Many business who leverage social media struggle to determine how to make their content more engaging. I would encourage you to reflect on your own personal social media habits in order to understand the prospects and clients you would like to engage. When you are scrolling through LinkedIn, do you often stop and read the posts that are four paragraphs long or the posts with an image containing a stat or quote? Visual content is 40 times more likely to be shared on social media than other types of content, add visuals to yours posts as often as possible.

3. Leverage your company profiles as an extension of your brand.

71 percent of people are likely to buy a product after a good experience on social media. By engaging with prospects on social media and sharing relevant content, you are creating more opportunities to engage with your brand prior to them even purchasing your services or products. Sharing content via social media is beneficial in all steps of the financial planning process — from attracting prospect to converting them to clients and continuing to delight and educate them after they begin working with you.

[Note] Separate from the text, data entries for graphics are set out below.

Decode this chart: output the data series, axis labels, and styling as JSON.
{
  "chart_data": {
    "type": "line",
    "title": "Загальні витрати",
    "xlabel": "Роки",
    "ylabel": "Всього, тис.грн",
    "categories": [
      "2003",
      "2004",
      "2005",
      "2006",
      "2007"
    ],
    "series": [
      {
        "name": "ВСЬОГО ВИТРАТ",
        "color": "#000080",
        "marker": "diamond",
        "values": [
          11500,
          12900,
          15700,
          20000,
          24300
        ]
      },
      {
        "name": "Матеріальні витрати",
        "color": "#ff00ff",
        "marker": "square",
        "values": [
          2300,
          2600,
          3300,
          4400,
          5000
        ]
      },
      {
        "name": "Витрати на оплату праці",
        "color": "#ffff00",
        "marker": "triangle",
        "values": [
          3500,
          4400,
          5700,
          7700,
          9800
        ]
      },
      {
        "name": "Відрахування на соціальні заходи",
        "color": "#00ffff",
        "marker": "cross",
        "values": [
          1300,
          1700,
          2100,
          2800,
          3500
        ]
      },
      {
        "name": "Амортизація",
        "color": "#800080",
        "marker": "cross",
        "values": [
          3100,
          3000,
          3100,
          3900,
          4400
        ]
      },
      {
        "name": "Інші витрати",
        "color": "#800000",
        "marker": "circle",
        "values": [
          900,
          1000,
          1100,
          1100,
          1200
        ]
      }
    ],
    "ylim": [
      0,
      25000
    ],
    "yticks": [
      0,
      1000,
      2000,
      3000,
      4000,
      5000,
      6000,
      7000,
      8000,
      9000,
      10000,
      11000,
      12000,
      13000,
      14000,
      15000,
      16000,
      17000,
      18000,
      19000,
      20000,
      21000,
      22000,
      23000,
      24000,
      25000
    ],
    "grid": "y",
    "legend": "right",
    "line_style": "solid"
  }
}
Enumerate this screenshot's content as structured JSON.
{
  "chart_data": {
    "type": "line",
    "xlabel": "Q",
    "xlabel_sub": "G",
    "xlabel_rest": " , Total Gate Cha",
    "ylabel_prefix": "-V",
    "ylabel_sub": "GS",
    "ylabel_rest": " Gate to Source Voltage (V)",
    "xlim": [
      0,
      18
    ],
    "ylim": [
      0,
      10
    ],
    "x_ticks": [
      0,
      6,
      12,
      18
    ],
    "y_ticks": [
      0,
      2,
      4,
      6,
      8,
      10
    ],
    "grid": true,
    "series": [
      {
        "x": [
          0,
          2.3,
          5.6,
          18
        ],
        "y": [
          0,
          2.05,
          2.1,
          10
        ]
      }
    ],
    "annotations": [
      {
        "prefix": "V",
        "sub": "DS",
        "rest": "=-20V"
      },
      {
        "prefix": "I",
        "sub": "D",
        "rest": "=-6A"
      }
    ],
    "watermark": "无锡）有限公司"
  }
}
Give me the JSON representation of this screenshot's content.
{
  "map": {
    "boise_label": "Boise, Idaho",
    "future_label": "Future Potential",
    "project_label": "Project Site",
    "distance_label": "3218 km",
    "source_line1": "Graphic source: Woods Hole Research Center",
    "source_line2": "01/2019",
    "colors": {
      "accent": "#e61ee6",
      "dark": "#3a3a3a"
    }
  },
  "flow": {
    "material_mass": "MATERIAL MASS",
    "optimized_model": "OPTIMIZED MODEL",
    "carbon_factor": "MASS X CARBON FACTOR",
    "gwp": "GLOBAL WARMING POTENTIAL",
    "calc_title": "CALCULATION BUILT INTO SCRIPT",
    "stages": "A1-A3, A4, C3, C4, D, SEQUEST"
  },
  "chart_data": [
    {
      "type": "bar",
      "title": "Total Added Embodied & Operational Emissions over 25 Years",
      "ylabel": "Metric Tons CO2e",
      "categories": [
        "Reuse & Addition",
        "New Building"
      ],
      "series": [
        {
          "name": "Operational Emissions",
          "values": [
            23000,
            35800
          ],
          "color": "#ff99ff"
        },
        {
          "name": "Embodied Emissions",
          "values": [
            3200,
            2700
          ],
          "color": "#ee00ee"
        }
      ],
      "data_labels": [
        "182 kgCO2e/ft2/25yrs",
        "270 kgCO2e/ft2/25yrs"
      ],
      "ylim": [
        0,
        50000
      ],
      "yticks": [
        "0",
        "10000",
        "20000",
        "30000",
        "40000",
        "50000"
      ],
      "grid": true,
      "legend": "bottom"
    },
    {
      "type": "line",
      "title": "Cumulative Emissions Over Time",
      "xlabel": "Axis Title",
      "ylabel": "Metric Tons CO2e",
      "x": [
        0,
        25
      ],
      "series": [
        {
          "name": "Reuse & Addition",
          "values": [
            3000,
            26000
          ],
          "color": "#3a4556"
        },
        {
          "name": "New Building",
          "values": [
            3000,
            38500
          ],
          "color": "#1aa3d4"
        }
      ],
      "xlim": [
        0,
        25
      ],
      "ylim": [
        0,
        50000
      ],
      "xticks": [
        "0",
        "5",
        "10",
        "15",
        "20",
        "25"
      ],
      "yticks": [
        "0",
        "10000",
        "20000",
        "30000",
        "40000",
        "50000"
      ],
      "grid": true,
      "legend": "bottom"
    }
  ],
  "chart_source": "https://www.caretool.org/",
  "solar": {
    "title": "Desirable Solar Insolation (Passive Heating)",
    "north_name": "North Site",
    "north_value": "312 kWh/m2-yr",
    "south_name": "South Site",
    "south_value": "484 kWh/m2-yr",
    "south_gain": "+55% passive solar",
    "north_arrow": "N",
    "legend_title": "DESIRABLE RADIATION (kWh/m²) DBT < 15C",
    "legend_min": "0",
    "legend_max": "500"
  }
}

When people engage with posts you published on social media and follow a link to your website, they should experience a similar look and tone as the content on your social media platforms. If the experience following your social media posts is too dissimilar from your website or in-person experience, the prospect or client may begin to view you as disingenuous and cease communication. No matter what way clients or prospects are engaging with you, however, they must have a consistent experience.

4. Run contests or offer incentives for engaging with your brand.

Once you have created a consistent brand experience on your social media pages, contents and incentives can help you increase engagement and gain feedback. 61 percent of social networkers are willing to give feedback on brands and products, so do not be afraid to leverage this tactic. Whether they have positive or negative feedback, it is beneficial in building an effective presence on social media.

Depending on your audience, you may want to provide different content or reasons to engage with your brand. According to Sprout Social, there is often a generational difference in what people are seeking from your brand on social media:

  • 60 percent of Baby Boomers are looking for promotions on social
  • 70 percent of Generation X will likely purchase something from a brand they follow
  • 30 percent of Millennials engage with a brand on social at least once a month

Running contests or offering incentives such as discounts or giveaways can be a great way to engage your audience and offer another positive brand experience to your audience. You can even consider partnering with local business and organizations on contests to show your commitment to the community.

5. Actively participate in conversations relevant to your prospects and clients.

It is not enough to simply publish content or information about your business, products, and services. You must seek out and actively participate in discussions on social media in order to gain added attention. This strategy can help you develop thought leadership status in the community on a given topic, discover prospects who may have otherwise gone unnoticed, and demonstrate that you are not simply on social media to sell but to engage.

Follow trending hashtags related to financial planning, personal finance, banking, FinTech, student loans, retirement, or a plethora of other financial decisions your prospects may be facing. Answer questions and provide helpful resources and you may just find yourself with some new followers — or new clients.

By 2020, customers will manage 85 percent of their relationship with an enterprise without interacting with a human; therefore, a strong social media presence is becoming more beneficial not only to enterprises but also regional banks, independent advisors, and financial services brands around the globe. Use these tips to start enhancing your social media presence and growing your book of business.